Style Geekery

If you are not a fan of programming and making pretty websites, this is not the post for you. But if you can get really excited about making a website look the SAME in all browsers, this is the post for you! I just successfully added some PHP to my WordPress theme, along with some tiny CSS tweaks, which allowed me to fix the bane of my existence – the extra space or lack of space above the left hand side of this site.

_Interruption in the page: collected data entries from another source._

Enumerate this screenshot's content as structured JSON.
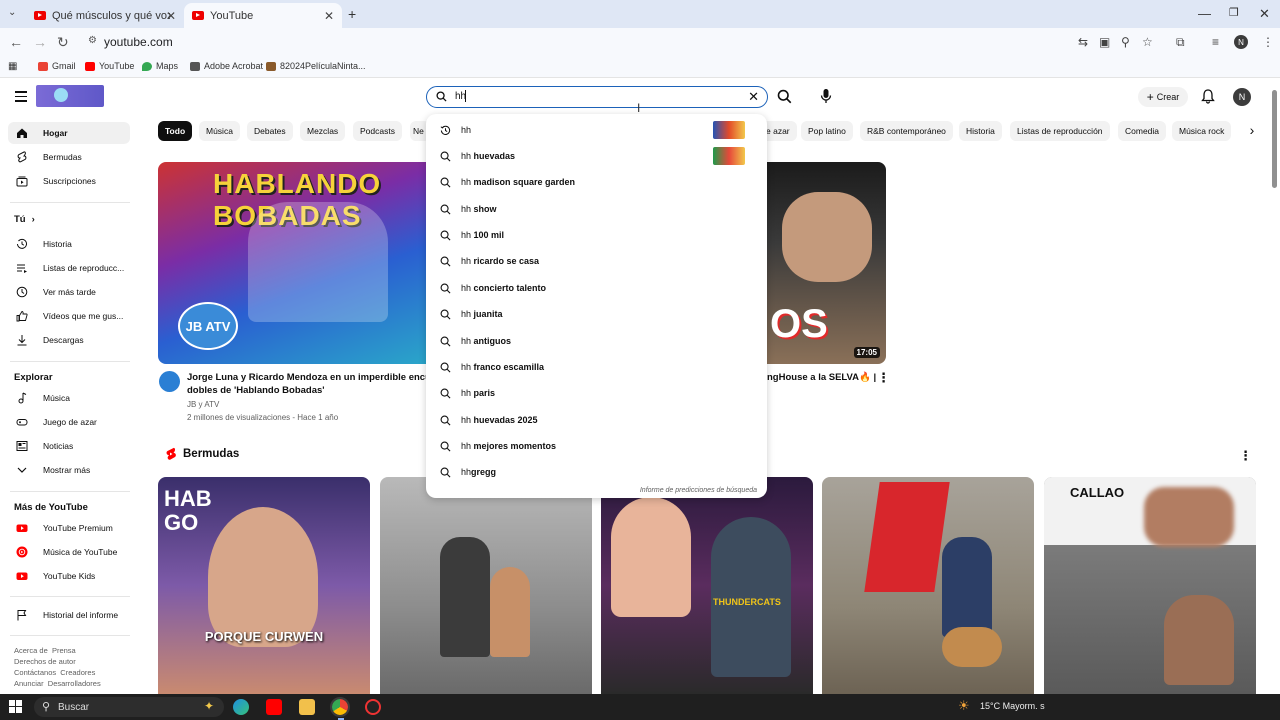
{
  "browser": {
    "tabs": [
      {
        "title": "Qué músculos y qué voz 😠 #...",
        "active": false
      },
      {
        "title": "YouTube",
        "active": true
      }
    ],
    "new_tab": "+",
    "url": "youtube.com",
    "bookmarks": [
      "Gmail",
      "YouTube",
      "Maps",
      "Adobe Acrobat",
      "82024PelículaNinta..."
    ]
  },
  "header": {
    "search_value": "hh",
    "crear_label": "Crear",
    "avatar_letter": "N"
  },
  "sidebar": {
    "main": [
      {
        "label": "Hogar",
        "icon": "home-icon",
        "active": true
      },
      {
        "label": "Bermudas",
        "icon": "shorts-icon"
      },
      {
        "label": "Suscripciones",
        "icon": "subscriptions-icon"
      }
    ],
    "you_heading": "Tú",
    "you": [
      {
        "label": "Historia",
        "icon": "history-icon"
      },
      {
        "label": "Listas de reproducc...",
        "icon": "playlists-icon"
      },
      {
        "label": "Ver más tarde",
        "icon": "watch-later-icon"
      },
      {
        "label": "Vídeos que me gus...",
        "icon": "like-icon"
      },
      {
        "label": "Descargas",
        "icon": "download-icon"
      }
    ],
    "explore_heading": "Explorar",
    "explore": [
      {
        "label": "Música",
        "icon": "music-icon"
      },
      {
        "label": "Juego de azar",
        "icon": "gaming-icon"
      },
      {
        "label": "Noticias",
        "icon": "news-icon"
      },
      {
        "label": "Mostrar más",
        "icon": "chevron-down-icon"
      }
    ],
    "more_heading": "Más de YouTube",
    "more": [
      {
        "label": "YouTube Premium",
        "icon": "youtube-premium-icon"
      },
      {
        "label": "Música de YouTube",
        "icon": "youtube-music-icon"
      },
      {
        "label": "YouTube Kids",
        "icon": "youtube-kids-icon"
      }
    ],
    "report_history": "Historial del informe",
    "footer": [
      "Acerca de",
      "Prensa",
      "Derechos de autor",
      "Contáctanos",
      "Creadores",
      "Anunciar",
      "Desarrolladores"
    ]
  },
  "chips": [
    "Todo",
    "Música",
    "Debates",
    "Mezclas",
    "Podcasts",
    "Ne",
    "e azar",
    "Pop latino",
    "R&B contemporáneo",
    "Historia",
    "Listas de reproducción",
    "Comedia",
    "Música rock"
  ],
  "videos": [
    {
      "title_line1": "Jorge Luna y Ricardo Mendoza en un imperdible encuen",
      "title_line2": "dobles de 'Hablando Bobadas'",
      "channel": "JB y ATV",
      "meta": "2 millones de visualizaciones - Hace 1 año"
    },
    {
      "title_fragment": "ngHouse a la SELVA🔥 |",
      "duration": "17:05"
    }
  ],
  "thumb_text": {
    "v1_banner": "HABLANDO BOBADAS",
    "v1_logo": "JB ATV",
    "v2_text": "OS"
  },
  "suggestions": [
    {
      "prefix": "hh",
      "rest": "",
      "icon": "history-icon"
    },
    {
      "prefix": "hh",
      "rest": " huevadas",
      "icon": "search-icon"
    },
    {
      "prefix": "hh",
      "rest": " madison square garden",
      "icon": "search-icon"
    },
    {
      "prefix": "hh",
      "rest": " show",
      "icon": "search-icon"
    },
    {
      "prefix": "hh",
      "rest": " 100 mil",
      "icon": "search-icon"
    },
    {
      "prefix": "hh",
      "rest": " ricardo se casa",
      "icon": "search-icon"
    },
    {
      "prefix": "hh",
      "rest": " concierto talento",
      "icon": "search-icon"
    },
    {
      "prefix": "hh",
      "rest": " juanita",
      "icon": "search-icon"
    },
    {
      "prefix": "hh",
      "rest": " antiguos",
      "icon": "search-icon"
    },
    {
      "prefix": "hh",
      "rest": " franco escamilla",
      "icon": "search-icon"
    },
    {
      "prefix": "hh",
      "rest": " paris",
      "icon": "search-icon"
    },
    {
      "prefix": "hh",
      "rest": " huevadas 2025",
      "icon": "search-icon"
    },
    {
      "prefix": "hh",
      "rest": " mejores momentos",
      "icon": "search-icon"
    },
    {
      "prefix": "hh",
      "rest": "gregg",
      "icon": "search-icon"
    }
  ],
  "suggest_report": "Informe de predicciones de búsqueda",
  "shorts_heading": "Bermudas",
  "shorts": [
    {
      "overlay": "HAB GO",
      "caption": "PORQUE CURWEN"
    },
    {
      "overlay": "",
      "caption": ""
    },
    {
      "overlay": "THUNDERCATS",
      "caption": ""
    },
    {
      "overlay": "",
      "caption": ""
    },
    {
      "overlay": "CALLAO",
      "caption": ""
    }
  ],
  "taskbar": {
    "search_placeholder": "Buscar",
    "weather": "15°C  Mayorm. s"
  },
  "colors": {
    "accent": "#1c62b9",
    "youtube_red": "#ff0000"
  }
}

See, due to stupidity in the CSS rendering engines, my site didn’t look quite the same in every browser. Soooo close, but no cigar. In IE, the space between the headings and the content was too big. In Firefox on the Mac, there was no space at all. But every other browser I tried agreed on the placement that I wanted. And it has always irked me. But I hate the way that browser testing is usually done with CSS – counting on one bug to fix another.

So finally, I spent some time with the Google. I learned about all kinds of mechanisms, both server- and client-side, and found many to just not work. But then I came across this site, where the writer shows some variables that WordPress makes available. His solution is quite elegant, designed specifically for WordPress, and almost perfect.

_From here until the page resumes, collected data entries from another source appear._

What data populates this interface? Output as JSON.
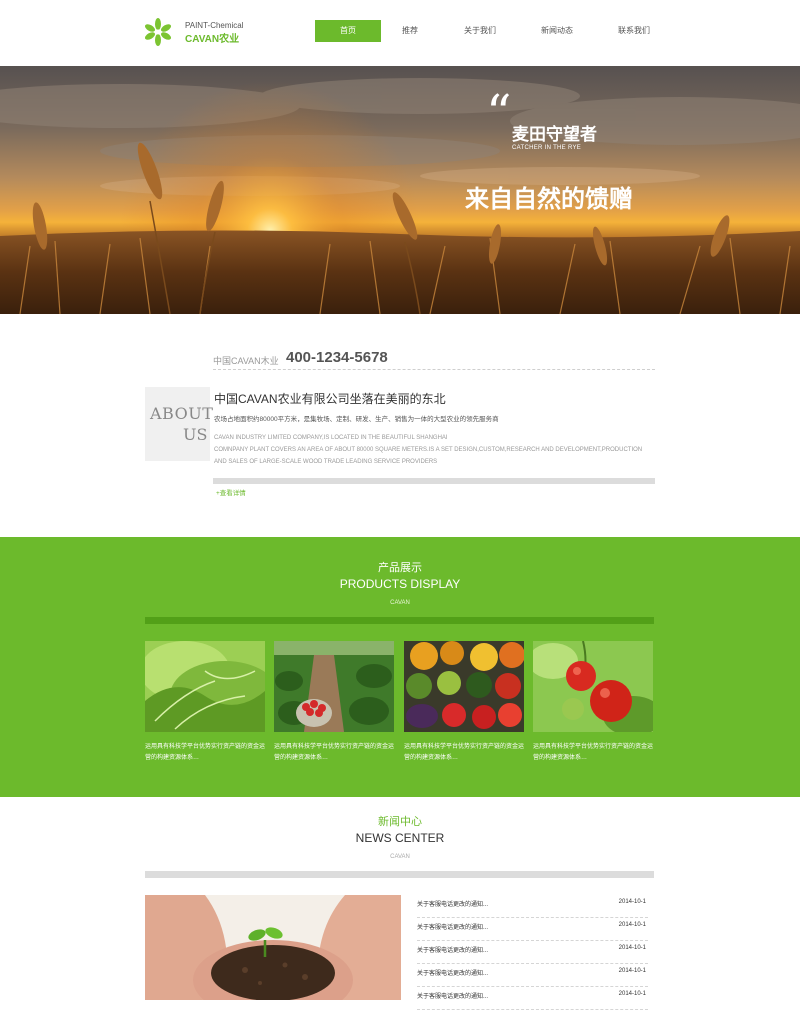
{
  "brand": {
    "top": "PAINT-Chemical",
    "bottom": "CAVAN农业",
    "accent_color": "#6cba2c"
  },
  "nav": {
    "items": [
      {
        "label": "首页",
        "active": true
      },
      {
        "label": "推荐",
        "active": false
      },
      {
        "label": "关于我们",
        "active": false
      },
      {
        "label": "新闻动态",
        "active": false
      },
      {
        "label": "联系我们",
        "active": false
      }
    ]
  },
  "banner": {
    "quote": "“",
    "title": "麦田守望者",
    "subtitle": "CATCHER IN THE RYE",
    "slogan": "来自自然的馈赠"
  },
  "about": {
    "phone_label": "中国CAVAN木业",
    "phone": "400-1234-5678",
    "badge_line1": "ABOUT",
    "badge_line2": "US",
    "title": "中国CAVAN农业有限公司坐落在美丽的东北",
    "desc_cn": "农场占地面积约80000平方米，是集牧场、定制、研发、生产、销售为一体的大型农业的领先服务商",
    "desc_en_1": "CAVAN INDUSTRY LIMITED COMPANY,IS LOCATED IN THE BEAUTIFUL SHANGHAI",
    "desc_en_2": "COMNPANY PLANT COVERS AN AREA OF ABOUT 80000 SQUARE METERS.IS A SET DESIGN,CUSTOM,RESEARCH AND DEVELOPMENT,PRODUCTION",
    "desc_en_3": "AND SALES OF LARGE-SCALE WOOD TRADE LEADING SERVICE PROVIDERS",
    "more": "+查看详情"
  },
  "products": {
    "title_cn": "产品展示",
    "title_en": "PRODUCTS DISPLAY",
    "sub": "CAVAN",
    "items": [
      {
        "image": "lettuce",
        "text": "运用具有科技学平台优势实行资产链的资金运营的构建资源体系…"
      },
      {
        "image": "strawberry-field",
        "text": "运用具有科技学平台优势实行资产链的资金运营的构建资源体系…"
      },
      {
        "image": "vegetables",
        "text": "运用具有科技学平台优势实行资产链的资金运营的构建资源体系…"
      },
      {
        "image": "tomatoes",
        "text": "运用具有科技学平台优势实行资产链的资金运营的构建资源体系…"
      }
    ]
  },
  "news": {
    "title_cn": "新闻中心",
    "title_en": "NEWS CENTER",
    "sub": "CAVAN",
    "image": "seedling-in-hands",
    "items": [
      {
        "title": "关于客服电话更改的通知...",
        "date": "2014-10-1"
      },
      {
        "title": "关于客服电话更改的通知...",
        "date": "2014-10-1"
      },
      {
        "title": "关于客服电话更改的通知...",
        "date": "2014-10-1"
      },
      {
        "title": "关于客服电话更改的通知...",
        "date": "2014-10-1"
      },
      {
        "title": "关于客服电话更改的通知...",
        "date": "2014-10-1"
      }
    ]
  }
}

I say almost, because it doesn’t differentiate the OS. Since I have a problem specifically with Firefox on a Mac, I really needed that. So I updated his function to suit my needs. Here it is, in all it’s simple glory:

add_filter('body_class','browser_body_class');
function browser_body_class($classes) {
	global $is_lynx, $is_gecko, $is_IE, $is_opera, $is_NS4, $is_safari, $is_chrome, $is_iphone;

	if($is_lynx) $classes[] = 'browser_lynx';
	elseif($is_gecko) $classes[] = 'browser_gecko';
	elseif($is_opera) $classes[] = 'browser_opera';
	elseif($is_NS4) $classes[] = 'browser_ns4';
	elseif($is_safari) $classes[] = 'browser_safari';
	elseif($is_chrome) $classes[] = 'browser_chrome';
	elseif($is_IE) $classes[] = 'browser_ie';
	else $classes[] = 'browser_unknown';

	if($is_iphone) $classes[] = 'mobile_iphone';

	if(strpos($_SERVER['HTTP_USER_AGENT'], 'Mac') !== false) $classes[] = 'os_mac';
	elseif(strpos($_SERVER['HTTP_USER_AGENT'], 'Win') !== false) $classes[] = 'os_win';
	elseif(strpos($_SERVER['HTTP_USER_AGENT'], 'Linux') !== false) $classes[] = 'os_linux';
	else $classes[] = 'os_unknown';

	return $classes;
}

I simply added that to my theme’s functions.php, and the magic happened. What it does is add some classes to the body, which is already being populated by WordPress’ body_class() function. I took the example provided by Nathan Rice, and just added a few things that I needed and preferred. So now that my body tag includes the information I need, I was able to update my CSS thusly:

#content
{
   width:            654px;
   border:           0px;
   margin:           0px;
   padding:          0px;
   position:         absolute;
   top:              59px;
}

.browser_ie.os_win #content
{
   top:              57px;
}

.browser_gecko.os_mac #content
{
   top:              61px;
}

And finally, my website looks right on all the browsers I ever use. And that makes me happy.